Arci Caccia Umbria riaccende il dibattito sulla questione della sospensione del Calendario Venatorio. Una situazione che, secondo l'associazione, si deve al lontano recepimento della normativa europea (legge comunitaria del 2010) che vietò la caccia durante la nidificazione e il ritorno al luogo di nidificazione e che negli anni, scrive Arci, ha causato una crescente instabilità normativa.
“Chi allora sosteneva che il recepimento avrebbe portato più specie e più tempi di caccia si sbagliava” dichiara Arci Caccia. “Da allora i calendari sono stati continuamente impugnati, con meno specie e meno giornate di caccia a disposizione.”
Arci Caccia non risparmia critiche alle altre associazioni venatorie che hanno sostenuto posizioni definite "demagogiche" e che, a detta dell’associazione, hanno aggravato la situazione. “Chi ha spinto per un calendario irrealizzabile si è reso responsabile del disastro annunciato,” sottolinea.
L'associazione umbra invita il neo assessore regionale a cambiare approccio, puntando su una visione moderna e sostenibile della caccia. Tra le proposte principali: Piani di gestione per specie in declino come tortora e allodola, in linea con le richieste dell’Unione Europea; una maggiore autonomia e funzionalità degli ATC (Ambiti Territoriali di Caccia) come motore della gestione faunistica; un ritorno alla ricerca faunistica tramite ISPRA e osservatori faunistici regionali, per evitare che l’assenza di dati scientifici favorisca decisioni basate sul “principio di massima precauzione”; un confronto costruttivo con il mondo ambientalista, per uscire dall’isolamento e ritrovare un equilibrio tra caccia e conservazione.
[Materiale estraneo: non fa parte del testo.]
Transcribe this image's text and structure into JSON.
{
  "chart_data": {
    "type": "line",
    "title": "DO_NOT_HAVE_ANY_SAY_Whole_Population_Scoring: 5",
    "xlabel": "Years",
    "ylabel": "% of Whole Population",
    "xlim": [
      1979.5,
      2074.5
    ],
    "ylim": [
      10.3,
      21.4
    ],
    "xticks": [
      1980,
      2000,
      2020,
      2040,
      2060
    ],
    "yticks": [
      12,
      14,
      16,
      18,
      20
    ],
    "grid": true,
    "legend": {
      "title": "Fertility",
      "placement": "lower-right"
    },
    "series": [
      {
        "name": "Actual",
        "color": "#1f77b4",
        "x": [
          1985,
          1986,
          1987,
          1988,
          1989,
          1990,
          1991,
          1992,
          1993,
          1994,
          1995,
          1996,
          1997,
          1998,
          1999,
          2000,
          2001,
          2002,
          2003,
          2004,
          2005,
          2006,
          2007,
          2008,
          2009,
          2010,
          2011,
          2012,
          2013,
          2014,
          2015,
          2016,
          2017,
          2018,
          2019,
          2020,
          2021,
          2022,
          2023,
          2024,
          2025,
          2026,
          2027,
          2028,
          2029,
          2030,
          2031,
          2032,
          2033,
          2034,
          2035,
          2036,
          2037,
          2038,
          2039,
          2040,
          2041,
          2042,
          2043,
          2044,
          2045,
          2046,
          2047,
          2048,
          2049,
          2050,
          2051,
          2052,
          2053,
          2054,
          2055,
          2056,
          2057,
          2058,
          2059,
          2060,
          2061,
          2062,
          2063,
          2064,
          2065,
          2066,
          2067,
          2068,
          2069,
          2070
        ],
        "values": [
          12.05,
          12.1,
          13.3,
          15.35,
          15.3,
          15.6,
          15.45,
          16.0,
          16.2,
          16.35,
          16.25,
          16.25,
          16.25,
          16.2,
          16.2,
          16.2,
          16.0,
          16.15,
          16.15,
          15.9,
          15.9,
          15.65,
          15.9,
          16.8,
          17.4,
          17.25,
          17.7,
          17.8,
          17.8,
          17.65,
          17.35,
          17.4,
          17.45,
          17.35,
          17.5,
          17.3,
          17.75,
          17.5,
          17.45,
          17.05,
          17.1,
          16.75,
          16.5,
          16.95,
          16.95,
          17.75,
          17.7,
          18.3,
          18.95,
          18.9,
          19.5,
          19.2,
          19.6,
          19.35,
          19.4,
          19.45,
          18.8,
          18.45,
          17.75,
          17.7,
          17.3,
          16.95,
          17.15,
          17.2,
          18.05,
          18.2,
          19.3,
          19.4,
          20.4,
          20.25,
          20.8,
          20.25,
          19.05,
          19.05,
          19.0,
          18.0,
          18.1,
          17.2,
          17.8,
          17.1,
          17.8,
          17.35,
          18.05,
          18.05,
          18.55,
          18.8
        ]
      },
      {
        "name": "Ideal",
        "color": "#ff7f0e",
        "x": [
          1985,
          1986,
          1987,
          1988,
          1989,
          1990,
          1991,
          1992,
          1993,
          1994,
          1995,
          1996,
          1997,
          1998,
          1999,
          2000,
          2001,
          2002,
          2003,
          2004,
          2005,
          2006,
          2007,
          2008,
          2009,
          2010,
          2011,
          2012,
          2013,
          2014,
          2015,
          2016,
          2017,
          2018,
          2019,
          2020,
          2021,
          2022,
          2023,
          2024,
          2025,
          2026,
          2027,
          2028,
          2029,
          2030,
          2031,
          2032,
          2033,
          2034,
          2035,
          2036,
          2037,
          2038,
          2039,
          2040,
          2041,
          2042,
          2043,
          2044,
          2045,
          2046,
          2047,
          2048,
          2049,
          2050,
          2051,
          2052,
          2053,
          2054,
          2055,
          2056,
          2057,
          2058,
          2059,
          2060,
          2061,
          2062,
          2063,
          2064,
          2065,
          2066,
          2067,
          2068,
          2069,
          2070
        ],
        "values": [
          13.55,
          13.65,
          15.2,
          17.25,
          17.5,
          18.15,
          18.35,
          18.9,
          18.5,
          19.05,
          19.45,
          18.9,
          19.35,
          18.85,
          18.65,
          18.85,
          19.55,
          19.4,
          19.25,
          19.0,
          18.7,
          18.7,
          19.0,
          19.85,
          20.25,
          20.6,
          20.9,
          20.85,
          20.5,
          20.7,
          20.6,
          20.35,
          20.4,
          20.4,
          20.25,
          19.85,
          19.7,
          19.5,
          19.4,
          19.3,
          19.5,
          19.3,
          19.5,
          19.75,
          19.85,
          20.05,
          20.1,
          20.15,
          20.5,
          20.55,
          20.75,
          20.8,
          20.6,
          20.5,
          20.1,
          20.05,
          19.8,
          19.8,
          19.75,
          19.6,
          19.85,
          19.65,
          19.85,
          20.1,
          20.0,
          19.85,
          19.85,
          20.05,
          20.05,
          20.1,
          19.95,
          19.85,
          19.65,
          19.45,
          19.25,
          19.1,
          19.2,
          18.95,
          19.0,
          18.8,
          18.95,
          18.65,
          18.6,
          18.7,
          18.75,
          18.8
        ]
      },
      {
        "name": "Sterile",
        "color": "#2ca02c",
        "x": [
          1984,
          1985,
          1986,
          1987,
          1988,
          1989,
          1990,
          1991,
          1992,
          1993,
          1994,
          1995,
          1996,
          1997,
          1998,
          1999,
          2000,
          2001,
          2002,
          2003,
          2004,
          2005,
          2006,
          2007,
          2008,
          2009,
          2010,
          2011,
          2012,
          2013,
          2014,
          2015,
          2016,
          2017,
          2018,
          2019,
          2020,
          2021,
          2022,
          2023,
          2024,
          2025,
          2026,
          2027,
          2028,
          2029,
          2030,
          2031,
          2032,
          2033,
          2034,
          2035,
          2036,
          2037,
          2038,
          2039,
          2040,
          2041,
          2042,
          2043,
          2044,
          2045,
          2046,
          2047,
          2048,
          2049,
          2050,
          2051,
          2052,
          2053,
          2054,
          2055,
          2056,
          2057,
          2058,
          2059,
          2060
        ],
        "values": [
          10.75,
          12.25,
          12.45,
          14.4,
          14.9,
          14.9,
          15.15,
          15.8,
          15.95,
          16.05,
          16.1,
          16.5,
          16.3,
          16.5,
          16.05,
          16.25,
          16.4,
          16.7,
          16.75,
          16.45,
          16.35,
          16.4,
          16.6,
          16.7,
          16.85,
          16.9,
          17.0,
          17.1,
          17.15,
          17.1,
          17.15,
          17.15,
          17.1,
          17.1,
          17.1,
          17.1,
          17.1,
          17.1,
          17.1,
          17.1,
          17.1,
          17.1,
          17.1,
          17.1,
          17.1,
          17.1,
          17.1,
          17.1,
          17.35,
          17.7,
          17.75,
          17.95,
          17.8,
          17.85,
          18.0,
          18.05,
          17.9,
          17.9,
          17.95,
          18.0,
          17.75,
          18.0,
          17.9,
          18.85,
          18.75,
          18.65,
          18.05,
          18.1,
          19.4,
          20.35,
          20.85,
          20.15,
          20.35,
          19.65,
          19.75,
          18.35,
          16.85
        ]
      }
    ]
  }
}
Arci Caccia ribadisce il suo impegno per una caccia etica e sostenibile, che rispetti l’ambiente e sia compatibile con le esigenze di conservazione della fauna. “Non vogliamo parlare alla pancia dei cacciatori, ma difendere la caccia in modo responsabile. È tempo di cambiare pagina e scrivere una nuova storia per la caccia in Umbria.”